Dopo il cambiamento osservato in queste settimane attraverso lo “studio pilota in via di pubblicazione, condotto con la partecipazione di Guido Silvestri della Emory University di Atlanta negli Usa, e basato sull’analisi di 200 campioni prelevati con tamponi naso-faringei da pazienti tutti del San Raffaele, continueremo ad approfondire con uno studio più ampio su più centri e con numeri maggiori”, annuncia l’esperto all’Adnkronos Salute. Il punto di partenza è stato clinico: ora si vedono malati meno gravi arrivare negli ospedali, come ha fatto notare più volte Alberto Zangrillo, direttore delle Unità di anestesia e rianimazione generale e cardio-toraco-vascolare dell’ospedale San Raffaele, che lo ha ribadito anche ieri in tv, infuocando il dibattito.

“Noi abbiamo deciso di avviare uno studio proprio per provare a capire perché – evidenzia Clementi – C’era la possibilità che il virus fosse mutato, ma di mutazioni significative non ne abbiamo trovate finora. L’altra opzione è che siano intervenute differenze di ciclo biologico. Una di queste è la capacità di replicare di più o di meno. Noi abbiamo osservato questo: differenze evidenti nelle cariche virali fra i primi 15 giorni di marzo e oggi. Lo abbiamo visto adattando una tecnica qualitativa alla quantificazione del virus nei campioni naso-faringei dei pazienti”. Questione di adattamento? Condizioni ambientali meno favorevoli al virus? Sono le domande a cui si vuole rispondere.
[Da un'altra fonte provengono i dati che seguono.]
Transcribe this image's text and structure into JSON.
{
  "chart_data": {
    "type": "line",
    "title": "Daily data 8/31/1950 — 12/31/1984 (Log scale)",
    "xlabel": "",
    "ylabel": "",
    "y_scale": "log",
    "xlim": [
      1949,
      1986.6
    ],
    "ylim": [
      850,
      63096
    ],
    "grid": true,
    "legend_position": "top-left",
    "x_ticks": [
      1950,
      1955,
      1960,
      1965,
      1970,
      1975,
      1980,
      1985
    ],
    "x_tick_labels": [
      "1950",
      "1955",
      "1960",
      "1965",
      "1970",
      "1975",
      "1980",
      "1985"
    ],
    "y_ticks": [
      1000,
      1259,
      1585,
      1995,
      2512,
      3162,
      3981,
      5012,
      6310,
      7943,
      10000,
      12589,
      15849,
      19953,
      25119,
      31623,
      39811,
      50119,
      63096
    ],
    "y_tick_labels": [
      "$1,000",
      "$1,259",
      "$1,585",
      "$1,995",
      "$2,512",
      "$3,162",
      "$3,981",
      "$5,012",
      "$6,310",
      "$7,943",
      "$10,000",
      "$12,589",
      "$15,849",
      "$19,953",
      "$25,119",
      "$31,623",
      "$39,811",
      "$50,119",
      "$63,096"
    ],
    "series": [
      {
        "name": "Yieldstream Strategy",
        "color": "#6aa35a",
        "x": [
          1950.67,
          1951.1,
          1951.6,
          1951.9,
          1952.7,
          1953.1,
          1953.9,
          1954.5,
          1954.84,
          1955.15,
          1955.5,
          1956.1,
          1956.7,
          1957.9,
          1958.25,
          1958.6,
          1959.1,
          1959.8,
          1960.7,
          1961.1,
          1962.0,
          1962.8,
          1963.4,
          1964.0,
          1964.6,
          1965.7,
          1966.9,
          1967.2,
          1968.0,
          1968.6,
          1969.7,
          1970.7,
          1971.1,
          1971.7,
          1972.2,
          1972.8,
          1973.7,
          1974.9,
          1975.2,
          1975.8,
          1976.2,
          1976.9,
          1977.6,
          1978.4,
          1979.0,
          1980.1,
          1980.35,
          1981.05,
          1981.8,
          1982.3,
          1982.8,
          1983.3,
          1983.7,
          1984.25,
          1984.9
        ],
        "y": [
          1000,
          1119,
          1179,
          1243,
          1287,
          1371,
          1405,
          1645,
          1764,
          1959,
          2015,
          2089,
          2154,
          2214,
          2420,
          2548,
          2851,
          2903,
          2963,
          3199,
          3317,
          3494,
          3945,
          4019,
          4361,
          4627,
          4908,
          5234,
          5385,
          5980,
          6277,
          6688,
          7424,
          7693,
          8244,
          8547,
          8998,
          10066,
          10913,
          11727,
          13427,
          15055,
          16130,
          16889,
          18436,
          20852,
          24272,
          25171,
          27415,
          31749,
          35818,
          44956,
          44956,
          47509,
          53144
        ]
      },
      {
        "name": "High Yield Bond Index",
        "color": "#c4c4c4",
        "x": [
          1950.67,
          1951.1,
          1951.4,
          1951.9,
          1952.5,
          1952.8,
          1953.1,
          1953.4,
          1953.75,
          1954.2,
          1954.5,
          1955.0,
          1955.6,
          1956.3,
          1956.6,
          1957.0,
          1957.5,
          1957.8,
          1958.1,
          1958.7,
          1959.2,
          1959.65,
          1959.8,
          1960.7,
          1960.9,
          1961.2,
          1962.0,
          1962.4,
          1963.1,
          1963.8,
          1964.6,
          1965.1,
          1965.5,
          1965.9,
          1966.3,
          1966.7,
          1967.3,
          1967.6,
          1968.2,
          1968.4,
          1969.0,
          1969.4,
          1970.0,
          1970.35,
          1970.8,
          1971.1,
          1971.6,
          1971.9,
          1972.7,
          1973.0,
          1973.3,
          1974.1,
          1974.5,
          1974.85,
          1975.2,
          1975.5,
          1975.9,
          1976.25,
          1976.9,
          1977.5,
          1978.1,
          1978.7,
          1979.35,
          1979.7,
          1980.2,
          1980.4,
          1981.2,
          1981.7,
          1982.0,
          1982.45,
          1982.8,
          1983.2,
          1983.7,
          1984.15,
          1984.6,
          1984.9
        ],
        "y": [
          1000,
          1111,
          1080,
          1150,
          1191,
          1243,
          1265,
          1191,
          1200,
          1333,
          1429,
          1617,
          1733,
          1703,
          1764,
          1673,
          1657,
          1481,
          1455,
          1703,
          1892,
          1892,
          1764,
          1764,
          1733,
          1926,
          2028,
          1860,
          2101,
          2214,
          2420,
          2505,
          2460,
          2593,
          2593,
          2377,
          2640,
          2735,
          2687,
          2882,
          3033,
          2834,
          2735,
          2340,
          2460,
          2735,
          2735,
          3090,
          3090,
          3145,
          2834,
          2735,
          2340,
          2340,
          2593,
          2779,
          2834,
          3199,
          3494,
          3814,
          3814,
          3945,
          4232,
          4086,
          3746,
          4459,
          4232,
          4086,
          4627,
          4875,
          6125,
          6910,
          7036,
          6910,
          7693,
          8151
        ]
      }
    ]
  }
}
“Se quello che abbiamo rilevato sia dovuto ad esempio all’intrinseca capacità del virus di replicare meno o al fatto che i pazienti vengano infettati adesso con dosi minori di virus lo dovremo approfondire”, precisa Clementi. I coronavirus, fa notare, “certamente risentono molto del clima. Anche il virus della Sars scomparve nel 2004 in giugno e non è riapparso più. C’è la possibilità che soffrano del caldo e dell’irraggiamento ultravioletto maggiore in estate, come della minore umidità. Possono essere tutti elementi che danneggiano il virus e favoriscono noi”.

Il nuovo studio potrà aggiungere nuove evidenze. Silvestri parteciperà anche a questa seconda parte del lavoro. Sulla possibilità di coinvolgere centri statunitensi “c’è un problema che stiamo cercando di superare: è la diversa esposizione temporale delle due epidemie. Da noi è partita prima, da loro più tardi. Dovremo prendere periodi di tempo diversi”.

Su un aspetto Clementi è drastico: fare previsioni non è possibile. C’è chi parla del rischio di una seconda ondata e il virologo non la esclude. “Ci sta tutto. Una seconda ondata è possibile – dice – Anche quello che stiamo osservando adesso è possibile sia in gran parte dovuto proprio alla caratteristica della stagionalità” di questi virus. “Ma non si può dire ora se ci sarà o non ci sarà una nuova ondata” di contagi in autunno o a dicembre prossimi, “né se il virus sarà buono o cattivo”.